The Winogradsky column is a simple device for culturing a large diversity of microorganisms. Invented in the 1880s by Sergei Winogradsky, the device is a column of pond mud and water mixed with a carbon source such as newspaper (containing cellulose), egg-shells (containing calcium carbonate), and a sulfur source such as calcium sulfate or whole blended eggs. Incubating the column in sunlight for months results in an aerobic/anaerobic gradient as well as a sulfide gradient. These two gradients promote the growth of different microorganisms such as Clostridium, Desulfovibrio, Chlorobium, Chromatium, Rhodomicrobium, and Beggiatoa, as well as many other species of bacteria, cyanobacteria, and even some eukaryotes.

The column provides numerous gradients, depending on additive nutrients, from which the variety of aforementioned organisms can grow. The aerobic water phase and anaerobic mud or soil phase are one such distinction. Because of oxygen's low solubility in water, the water quickly becomes anoxic towards the interface of the mud and water. Anaerobic phototrophs are still present to a large extent in the mud phase, and there is still capacity for biofilm creation and colony expansion. Algae and other aerobic phototrophs are present along the surface and water of the upper half of the columns.

==Construction==

The column is a rough mixture of ingredients – exact measurements are not critical. A tall glass (30 cm long, >5 cm wide) is filled one third full of pond mud, omitting any sticks, debris, and air bubbles. Supplementation of ~0.25% w/w calcium carbonate and ~0.50% w/w calcium sulfate or sodium sulfate is required (ground eggshell and egg yolk respectively are rich in these minerals), mixed in with some shredded newspaper, filter paper or hay (for cellulose). An additional anaerobic layer, this time of unsupplemented mud, brings the container to two thirds full. Alternatively, some procedures call for sand to be used for the layer above the enriched sediment as to allow for easier observation and sampling of resulting populations. This is followed by water from the pond to saturate the mud (or sand) and occupy half the remaining volume. The column is sealed tightly to prevent evaporation of water and incubated for several months in strong natural light.

After the column is sealed tightly the anaerobic bacteria will develop first, including Clostridium spp. These anaerobic bacteria will consume the cellulose as an energy source. Once this commences they create CO_{2} that is used by other bacteria and thus the cycle begins. Eventually colour layers of different bacteria will appear in the column. At the bottom of the column will be the black anaerobic H_{2}S dominated zone with sulfur-reducing bacteria; the layer above will be green sulfur photosynthetic anaerobic bacteria; then the layer will be purple which is sulfur anaerobic bacteria; followed by another column of purple anaerobic non-sulfur bacteria; and at the top will be a layer of Cyanobacteria which are sulfur oxidising bacteria. This top layer of aerobic bacteria produces O_{2} which feeds back into the column to facilitate further reactions.
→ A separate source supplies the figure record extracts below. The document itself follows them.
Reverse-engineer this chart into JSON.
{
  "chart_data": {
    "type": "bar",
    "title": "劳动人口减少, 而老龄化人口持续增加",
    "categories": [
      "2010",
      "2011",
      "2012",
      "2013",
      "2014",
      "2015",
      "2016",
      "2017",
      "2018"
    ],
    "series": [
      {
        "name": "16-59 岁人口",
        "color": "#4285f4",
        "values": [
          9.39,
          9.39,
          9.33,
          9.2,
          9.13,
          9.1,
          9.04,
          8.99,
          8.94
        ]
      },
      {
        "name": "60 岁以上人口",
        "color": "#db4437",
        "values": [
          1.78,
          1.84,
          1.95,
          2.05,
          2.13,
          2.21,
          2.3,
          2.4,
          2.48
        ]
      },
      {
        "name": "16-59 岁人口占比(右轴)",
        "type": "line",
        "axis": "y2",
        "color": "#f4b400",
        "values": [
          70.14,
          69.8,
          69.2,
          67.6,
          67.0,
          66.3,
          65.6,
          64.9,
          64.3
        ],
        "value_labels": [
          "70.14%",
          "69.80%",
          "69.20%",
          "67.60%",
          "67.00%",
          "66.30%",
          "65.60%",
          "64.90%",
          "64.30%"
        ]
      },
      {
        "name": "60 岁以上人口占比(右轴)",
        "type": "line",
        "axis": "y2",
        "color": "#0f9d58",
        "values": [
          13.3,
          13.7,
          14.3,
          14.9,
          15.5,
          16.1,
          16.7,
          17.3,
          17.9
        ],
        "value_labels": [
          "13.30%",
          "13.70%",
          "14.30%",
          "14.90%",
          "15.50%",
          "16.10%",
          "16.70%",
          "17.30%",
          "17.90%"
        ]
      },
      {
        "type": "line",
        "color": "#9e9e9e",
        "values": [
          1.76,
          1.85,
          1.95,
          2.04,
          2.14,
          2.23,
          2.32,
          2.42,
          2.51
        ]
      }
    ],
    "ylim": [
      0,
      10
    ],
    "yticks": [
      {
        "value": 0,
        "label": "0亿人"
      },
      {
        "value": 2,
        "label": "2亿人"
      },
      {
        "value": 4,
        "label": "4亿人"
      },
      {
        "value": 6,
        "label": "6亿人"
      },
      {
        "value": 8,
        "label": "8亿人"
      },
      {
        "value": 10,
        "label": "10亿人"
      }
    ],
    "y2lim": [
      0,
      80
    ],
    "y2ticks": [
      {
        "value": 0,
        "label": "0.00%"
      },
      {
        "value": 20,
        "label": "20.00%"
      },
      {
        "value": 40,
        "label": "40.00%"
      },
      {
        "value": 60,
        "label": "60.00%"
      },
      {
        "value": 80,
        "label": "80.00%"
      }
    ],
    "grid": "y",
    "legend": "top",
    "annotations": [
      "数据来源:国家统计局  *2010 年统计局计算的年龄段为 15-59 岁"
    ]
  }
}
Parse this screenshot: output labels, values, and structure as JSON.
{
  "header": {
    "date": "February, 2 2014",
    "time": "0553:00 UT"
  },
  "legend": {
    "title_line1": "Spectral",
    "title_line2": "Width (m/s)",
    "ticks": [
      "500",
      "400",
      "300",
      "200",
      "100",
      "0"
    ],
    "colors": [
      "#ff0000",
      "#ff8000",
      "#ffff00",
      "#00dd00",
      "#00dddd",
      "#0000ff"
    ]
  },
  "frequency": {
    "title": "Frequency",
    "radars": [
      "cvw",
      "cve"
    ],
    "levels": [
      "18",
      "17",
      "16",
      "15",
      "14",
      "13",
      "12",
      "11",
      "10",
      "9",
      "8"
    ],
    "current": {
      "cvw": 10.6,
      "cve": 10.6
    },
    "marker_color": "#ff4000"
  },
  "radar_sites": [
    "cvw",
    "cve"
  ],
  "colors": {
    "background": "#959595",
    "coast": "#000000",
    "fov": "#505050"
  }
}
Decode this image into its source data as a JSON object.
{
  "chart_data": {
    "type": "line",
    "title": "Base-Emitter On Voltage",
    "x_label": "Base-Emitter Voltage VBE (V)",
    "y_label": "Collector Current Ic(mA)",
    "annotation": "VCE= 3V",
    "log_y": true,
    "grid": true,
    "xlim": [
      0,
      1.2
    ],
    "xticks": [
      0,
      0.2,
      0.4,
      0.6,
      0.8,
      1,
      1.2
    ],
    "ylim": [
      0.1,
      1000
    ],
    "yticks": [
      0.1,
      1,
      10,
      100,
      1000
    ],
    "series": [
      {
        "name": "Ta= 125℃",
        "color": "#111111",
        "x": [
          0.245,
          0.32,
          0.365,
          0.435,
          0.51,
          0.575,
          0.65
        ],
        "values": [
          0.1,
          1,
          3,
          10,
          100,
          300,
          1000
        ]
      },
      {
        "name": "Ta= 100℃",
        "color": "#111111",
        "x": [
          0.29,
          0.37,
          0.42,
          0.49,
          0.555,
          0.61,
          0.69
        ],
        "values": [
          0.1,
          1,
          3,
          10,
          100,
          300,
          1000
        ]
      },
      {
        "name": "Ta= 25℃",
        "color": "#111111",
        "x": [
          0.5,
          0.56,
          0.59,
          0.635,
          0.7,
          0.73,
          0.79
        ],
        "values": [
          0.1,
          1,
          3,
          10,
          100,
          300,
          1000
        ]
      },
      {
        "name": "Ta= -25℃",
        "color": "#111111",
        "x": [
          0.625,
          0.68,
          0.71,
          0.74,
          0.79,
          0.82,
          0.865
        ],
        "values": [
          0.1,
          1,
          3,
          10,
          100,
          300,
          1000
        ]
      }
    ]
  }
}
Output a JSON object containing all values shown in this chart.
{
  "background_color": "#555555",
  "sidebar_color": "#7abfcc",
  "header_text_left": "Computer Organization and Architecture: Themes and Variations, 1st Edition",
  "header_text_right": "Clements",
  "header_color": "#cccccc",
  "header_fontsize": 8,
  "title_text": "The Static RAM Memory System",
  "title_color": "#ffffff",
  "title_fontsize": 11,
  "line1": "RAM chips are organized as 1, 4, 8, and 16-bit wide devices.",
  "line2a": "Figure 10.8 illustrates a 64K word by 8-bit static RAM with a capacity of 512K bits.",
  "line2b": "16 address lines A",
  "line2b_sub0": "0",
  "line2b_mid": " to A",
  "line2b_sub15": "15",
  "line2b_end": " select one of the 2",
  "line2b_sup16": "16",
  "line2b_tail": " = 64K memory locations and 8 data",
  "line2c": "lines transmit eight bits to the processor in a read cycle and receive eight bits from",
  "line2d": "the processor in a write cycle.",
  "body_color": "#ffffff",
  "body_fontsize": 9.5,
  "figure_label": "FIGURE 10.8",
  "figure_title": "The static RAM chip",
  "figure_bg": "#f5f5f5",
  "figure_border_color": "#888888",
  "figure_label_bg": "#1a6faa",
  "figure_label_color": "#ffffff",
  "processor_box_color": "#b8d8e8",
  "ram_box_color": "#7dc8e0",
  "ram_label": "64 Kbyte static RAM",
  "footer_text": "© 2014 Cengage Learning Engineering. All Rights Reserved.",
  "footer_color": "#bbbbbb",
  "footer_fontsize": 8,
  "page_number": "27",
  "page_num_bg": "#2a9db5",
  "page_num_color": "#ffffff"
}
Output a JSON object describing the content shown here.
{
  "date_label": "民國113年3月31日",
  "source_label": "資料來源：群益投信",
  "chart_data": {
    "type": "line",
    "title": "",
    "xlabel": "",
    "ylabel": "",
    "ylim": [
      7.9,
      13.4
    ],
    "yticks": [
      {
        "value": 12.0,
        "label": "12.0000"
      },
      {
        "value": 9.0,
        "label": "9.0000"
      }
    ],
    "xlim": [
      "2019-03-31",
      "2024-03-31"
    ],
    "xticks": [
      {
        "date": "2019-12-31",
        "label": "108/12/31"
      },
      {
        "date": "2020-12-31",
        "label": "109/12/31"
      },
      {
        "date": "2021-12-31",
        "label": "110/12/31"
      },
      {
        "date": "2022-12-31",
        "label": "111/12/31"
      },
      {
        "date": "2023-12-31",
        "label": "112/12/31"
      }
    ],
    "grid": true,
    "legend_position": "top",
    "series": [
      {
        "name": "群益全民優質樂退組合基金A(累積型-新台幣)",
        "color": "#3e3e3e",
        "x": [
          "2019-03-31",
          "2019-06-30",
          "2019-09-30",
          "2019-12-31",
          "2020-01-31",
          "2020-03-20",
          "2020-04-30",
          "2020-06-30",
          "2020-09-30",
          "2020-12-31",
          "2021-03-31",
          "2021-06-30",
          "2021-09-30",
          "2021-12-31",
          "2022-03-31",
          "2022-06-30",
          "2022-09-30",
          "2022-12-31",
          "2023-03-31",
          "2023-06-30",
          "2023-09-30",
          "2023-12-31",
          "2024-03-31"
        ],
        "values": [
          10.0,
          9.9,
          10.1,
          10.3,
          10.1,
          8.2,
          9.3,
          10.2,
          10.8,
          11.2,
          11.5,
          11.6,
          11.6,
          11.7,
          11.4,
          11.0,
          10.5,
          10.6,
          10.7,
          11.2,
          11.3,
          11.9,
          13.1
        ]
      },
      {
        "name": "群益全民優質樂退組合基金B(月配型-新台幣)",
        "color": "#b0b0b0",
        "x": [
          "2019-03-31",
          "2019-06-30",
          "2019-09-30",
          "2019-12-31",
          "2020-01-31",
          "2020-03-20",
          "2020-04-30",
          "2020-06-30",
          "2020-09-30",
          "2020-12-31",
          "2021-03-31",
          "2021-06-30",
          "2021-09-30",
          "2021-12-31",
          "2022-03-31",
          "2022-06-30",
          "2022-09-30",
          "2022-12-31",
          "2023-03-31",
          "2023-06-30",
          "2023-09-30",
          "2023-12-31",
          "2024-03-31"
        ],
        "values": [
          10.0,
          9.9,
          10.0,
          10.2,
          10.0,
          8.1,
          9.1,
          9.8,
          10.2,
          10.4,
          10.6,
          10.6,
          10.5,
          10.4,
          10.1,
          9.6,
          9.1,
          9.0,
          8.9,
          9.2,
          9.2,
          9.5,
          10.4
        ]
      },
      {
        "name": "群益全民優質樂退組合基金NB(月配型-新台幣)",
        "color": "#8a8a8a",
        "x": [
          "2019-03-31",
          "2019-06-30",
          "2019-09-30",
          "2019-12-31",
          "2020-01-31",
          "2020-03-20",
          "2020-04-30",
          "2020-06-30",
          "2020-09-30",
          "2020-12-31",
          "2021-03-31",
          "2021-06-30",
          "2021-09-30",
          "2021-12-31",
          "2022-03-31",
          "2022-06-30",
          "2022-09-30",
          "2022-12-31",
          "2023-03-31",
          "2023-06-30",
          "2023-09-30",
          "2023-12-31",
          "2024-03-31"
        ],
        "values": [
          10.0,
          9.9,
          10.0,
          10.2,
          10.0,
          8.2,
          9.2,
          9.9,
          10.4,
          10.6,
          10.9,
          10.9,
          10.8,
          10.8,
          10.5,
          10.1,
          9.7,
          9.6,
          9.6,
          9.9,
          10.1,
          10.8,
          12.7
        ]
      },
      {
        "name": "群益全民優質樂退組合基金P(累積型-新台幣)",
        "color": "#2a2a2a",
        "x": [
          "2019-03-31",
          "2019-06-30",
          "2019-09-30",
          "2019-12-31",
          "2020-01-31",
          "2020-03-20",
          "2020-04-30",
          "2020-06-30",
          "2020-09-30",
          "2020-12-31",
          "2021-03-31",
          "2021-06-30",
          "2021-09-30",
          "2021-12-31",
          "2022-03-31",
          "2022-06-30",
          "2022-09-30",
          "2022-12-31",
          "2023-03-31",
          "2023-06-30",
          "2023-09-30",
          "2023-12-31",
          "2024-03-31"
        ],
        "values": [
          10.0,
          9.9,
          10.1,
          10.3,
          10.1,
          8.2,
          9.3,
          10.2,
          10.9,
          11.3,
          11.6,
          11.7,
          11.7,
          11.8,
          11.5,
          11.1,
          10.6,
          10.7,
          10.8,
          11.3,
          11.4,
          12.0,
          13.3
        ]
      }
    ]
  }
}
While the Winogradsky column is an excellent tool to see whole communities of bacteria, it does not allow one to see the densities or individual bacterial colonies. It also takes a long time to complete its cycle. However its importance in environmental microbiology should not be overlooked and it is still an excellent tool to determine the major bacterial communities in a sample before committing to molecular taxonomy methods such as shotgun sequencing.